Platelet Rich Plasma

By Tiffany Durzi, DVM, CVA, CCRT, CVPP

What are platelets?

Platelets are blood cells that have multiple purposes in the body. One of their main functions is to produce a clot so that a patient does not bleed to death. However, platelets also contain proteins that can help the body heal.

What is platelet rich plasma?

Platelet rich plasma (PRP) is derived from removing the red blood cells from whole blood and isolating platelets. A sample of blood is taken from a patient and then spun down in a centrifuge. The red blood cells are removed with a pipette and discarded.

The left-over concentrate is called PRP which contains platelets and proteins that can then be used to promote healing and treat areas of inflammation in the body.

When would PRP therapy be indicated?

PRP is a form of regenerative medicine that has been proposed to treat inflammatory conditions that affect ligaments, muscles, and tendons, such as osteoarthritis. It may also help with bone regeneration after a bone fracture.

"PRP has been proposed as an aid to promote the healing of skin wounds and dental disease."
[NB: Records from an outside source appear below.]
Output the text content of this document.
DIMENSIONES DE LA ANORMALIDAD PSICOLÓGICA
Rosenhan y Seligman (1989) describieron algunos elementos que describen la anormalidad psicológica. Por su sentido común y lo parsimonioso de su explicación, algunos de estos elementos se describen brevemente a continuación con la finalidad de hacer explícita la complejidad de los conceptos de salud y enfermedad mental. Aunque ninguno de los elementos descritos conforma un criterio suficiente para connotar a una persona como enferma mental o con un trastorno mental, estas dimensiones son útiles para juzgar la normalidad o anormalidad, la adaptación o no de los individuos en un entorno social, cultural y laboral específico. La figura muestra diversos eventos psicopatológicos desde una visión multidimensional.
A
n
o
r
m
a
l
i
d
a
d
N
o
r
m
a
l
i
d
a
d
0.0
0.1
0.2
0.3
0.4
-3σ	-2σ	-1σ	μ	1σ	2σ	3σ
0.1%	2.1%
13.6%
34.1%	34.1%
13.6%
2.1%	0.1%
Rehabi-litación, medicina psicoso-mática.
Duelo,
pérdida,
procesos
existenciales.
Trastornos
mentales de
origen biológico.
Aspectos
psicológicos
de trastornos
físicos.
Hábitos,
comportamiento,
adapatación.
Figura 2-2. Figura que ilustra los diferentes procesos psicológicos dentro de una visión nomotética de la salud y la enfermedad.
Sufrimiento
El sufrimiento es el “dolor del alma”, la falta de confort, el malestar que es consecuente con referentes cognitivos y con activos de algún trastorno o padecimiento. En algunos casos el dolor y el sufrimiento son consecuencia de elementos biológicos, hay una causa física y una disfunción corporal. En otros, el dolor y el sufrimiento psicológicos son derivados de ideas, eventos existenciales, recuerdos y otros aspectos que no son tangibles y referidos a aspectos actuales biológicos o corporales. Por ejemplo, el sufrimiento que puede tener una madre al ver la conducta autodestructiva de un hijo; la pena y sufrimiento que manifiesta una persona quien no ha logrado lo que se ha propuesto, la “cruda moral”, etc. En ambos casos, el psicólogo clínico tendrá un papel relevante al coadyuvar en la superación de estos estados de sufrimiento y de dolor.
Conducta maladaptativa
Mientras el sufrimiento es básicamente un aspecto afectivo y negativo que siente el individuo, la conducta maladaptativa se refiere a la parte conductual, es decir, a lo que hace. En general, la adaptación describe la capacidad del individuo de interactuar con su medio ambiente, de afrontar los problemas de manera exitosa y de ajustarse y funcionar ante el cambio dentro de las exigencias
PRP has been proposed as an aid to promote the healing of skin wounds and dental disease. The theory is that by injecting PRP at the site of inflammation, that it will promote healing of the affected tissue and reduce inflammation.


How does it work?

Platelets contain alpha granules which carry substances called cytokines or growth factors. This includes growth factors such as vascular endothelial growth factor (VEGF), platelet-derived growth factor (PDGF), fibroblast growth factor 2 (FGF-2), and transforming growth factor-β (TGF-B). These growth factors are the basis of PRP therapy. They help attract other cells to the wounded area such as macrophages which engulf pathogens. These growth factors can also activate cells called fibroblasts and endothelial cells to repair wounded and inflamed tissues.

What are the side effects and risks of PRP therapy?

Since PRP therapy requires using a patient's own blood to harvest the sample (autologous), side effects appear to be minimal, but they may include pain, irritation, or bleeding at the site of the injection. However, side effects are not well established or studied at this time in veterinary medicine.

Patients often require sedation or general anesthesia when receiving PRP therapy, as it is injected directly into the affected joint or site. Talk to your veterinarian about the risks of sedation and anesthesia. Patients often require multiple injections in order for the treatment to be effective.

Is PRP therapy effective in treating inflammatory diseases?

Although the theoretical basis of PRP appears to be a promising therapy for inflammatory diseases such as osteoarthritis, further research is required before it can be recommended with certainty as a mainstream therapy. Harvesting PRP from blood samples requires special training and equipment and should only be administered by a veterinary professional that is familiar with this procedure. PRP has been studied when co-administered with adipose derived mesenchymal stem cells (MSCs) to enhance the treatment of osteoarthritis. It may be effective for the treatment of certain dental conditions, but again, more research is needed.